Jack Orlando manages to avoid most of the clichés that plague adventure games inspired by film noir. And the one it doesn't avoid is the most obvious--Jack Orlando, who is a down-on-his-luck private eye, has been framed for murder. He has 48 hours to clear his name. You, as Jack, must solve a series of pretty good puzzles, stomach some of the worst dialogue and acting ever heard in a game, and navigate so many red herrings that you'll occasionally wonder if you're playing a game or swimming in Agatha Christie's fish pond. Jack Orlando is a strange game that manages to be both very good and very bad at the same time.
But it isn't just a strange game--it's a strange game that's three years old. Originally released in 1998 by the Polish developer TopWare, Jack Orlando is being released in the US for the first time. The only difference seems to be the addition of "Director's Cut" to its title, but by all accounts, it is primarily the same game. The fact that a 3-year-old game can seem so unfinished is equally strange. Many of the game's problems, from the endless streams of meaningless dialogue to the enormous areas in which there is nothing to do, seem to imply that the game isn't done. You'll navigate a huge catacomb of ancient artifacts and secret passages, and all of it is completely unnecessary. You'll walk through an abandoned café filled with dozens of TV sets, and yet the game takes place in 1933, six years before the introduction of commercial television.
These are simply surreal moments in a game that is, at its heart, a straightforward murder mystery. There's no link to the Knights Templar and no strange alien technology to be found. The murder at hand is a case of organized crime and the military, and there's little more to it.
The game takes place at the end of prohibition, and Jack Orlando has gone from being a hero of the people to a drunken lout.
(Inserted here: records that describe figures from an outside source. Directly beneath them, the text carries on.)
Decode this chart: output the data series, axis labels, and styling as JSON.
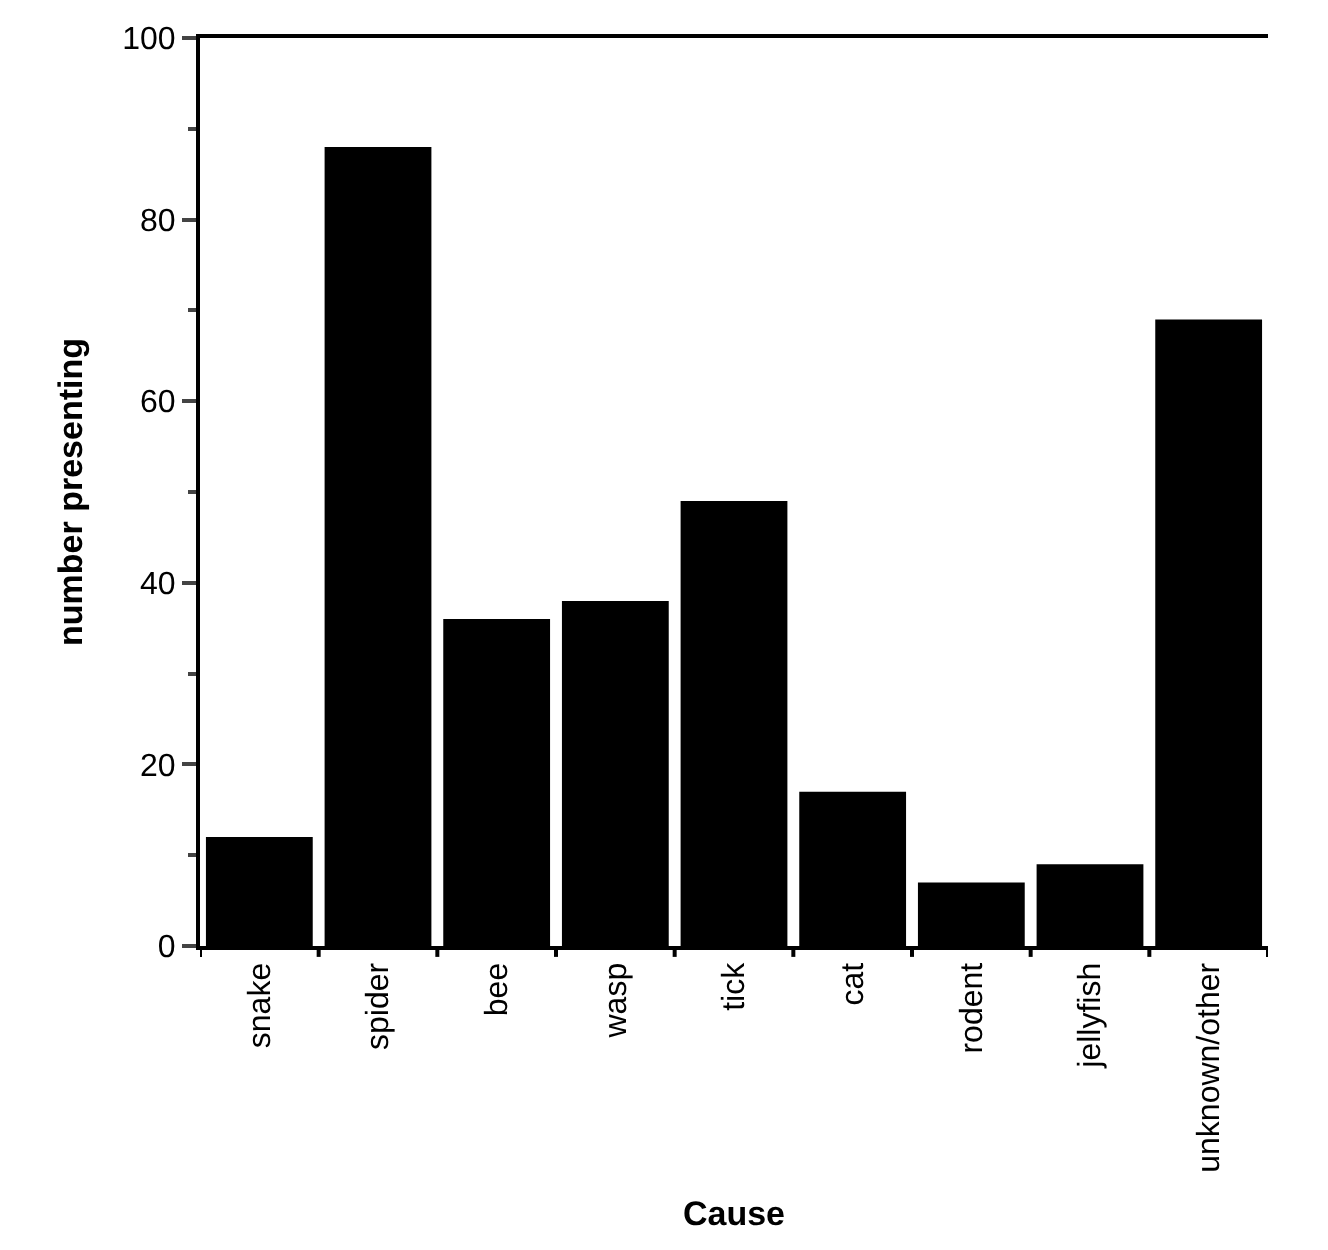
{
  "chart_data": {
    "type": "bar",
    "xlabel": "Cause",
    "ylabel": "number presenting",
    "categories": [
      "snake",
      "spider",
      "bee",
      "wasp",
      "tick",
      "cat",
      "rodent",
      "jellyfish",
      "unknown/other"
    ],
    "values": [
      12,
      88,
      36,
      38,
      49,
      17,
      7,
      9,
      69
    ],
    "color": "#000000",
    "ylim": [
      0,
      100
    ],
    "yticks": [
      0,
      20,
      40,
      60,
      80,
      100
    ]
  }
}
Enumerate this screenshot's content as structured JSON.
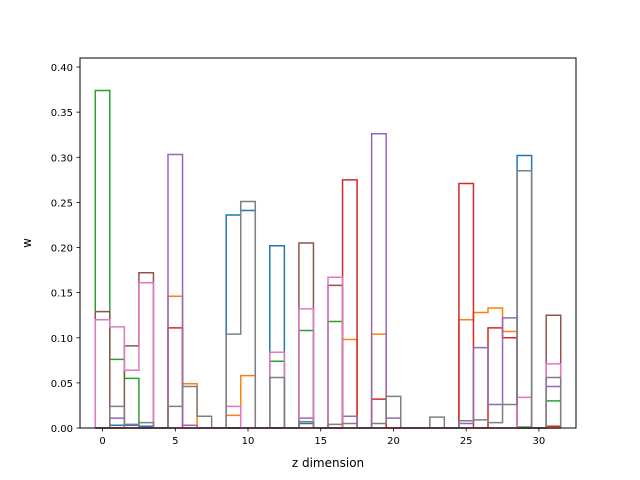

He happens to witness a murder on his way home from getting soused and gets sapped on the head and left at the crime scene. He's the only suspect, and the police chief gives him 48 hours to solve the crime and clear his name. That's the whole story, and you'll be investigating a pretty generic organized crime syndicate from the beginning on. With the 48-hour deadline, it's strange that the game takes place in what appears to be a single night. But the thin story is not a problem because puzzles, not plot, make up the backbone of the game.
The puzzles you'll solve are straightforward--they stick to the standard inventory-based and dialogue-based puzzle types that adventure gamers are used to. But what makes Jack Orlando interesting is that it isn't simply a case of trying everything with everything. You can pick up dozens of things that are completely useless, and most conversations in the game will lead you nowhere. It makes for an interesting change of pace from the standard adventure formula, in which your every step is outlined by the things you can interact with.
Unfortunately, the extensive amount of dialogue in the game is also one of its biggest flaws. Jack Orlando was obviously translated from another language. Much of the dialogue doesn't make sense, and there's an abundance of strange responses and non-sequiturs. The voice acting is so bad that it almost seems brilliant. The first voice you hear, an elderly lady, sounds like a 20-year-old male pretending to be an elderly lady. And doing a poor job. The best voice acting is merely bad, while the worst is unbelievable. The voices in Jack Orlando make Resident Evil's infamous voice work seem like a beautiful production of Under Milkwood in comparison. Luckily, the music--decent if generic "smoove jazz"--makes up for the voices in some respect, if only because it seems professional and competent.
Despite all that is wrong with it, though, Jack Orlando has some good elements. The graphics are its most notable feature. The art is mostly two-dimensional and hand-drawn, similar at times to the Broken Sword and Circle of Blood games. The only exception is the cars in the game, which are 3D models. Jack Orlando's animation is a nice change of pace from the standard 3D of most modern games, and though it would be better at a higher resolution, it makes for a unique, if slightly dated, look.
The puzzles and the graphics are enough to recommend Jack Orlando to serious adventure game fans. There are no mystical overtones, no science-fiction angle. It's a straightforward whodunit puzzle-solver with terrible dialogue and some really strange dead ends.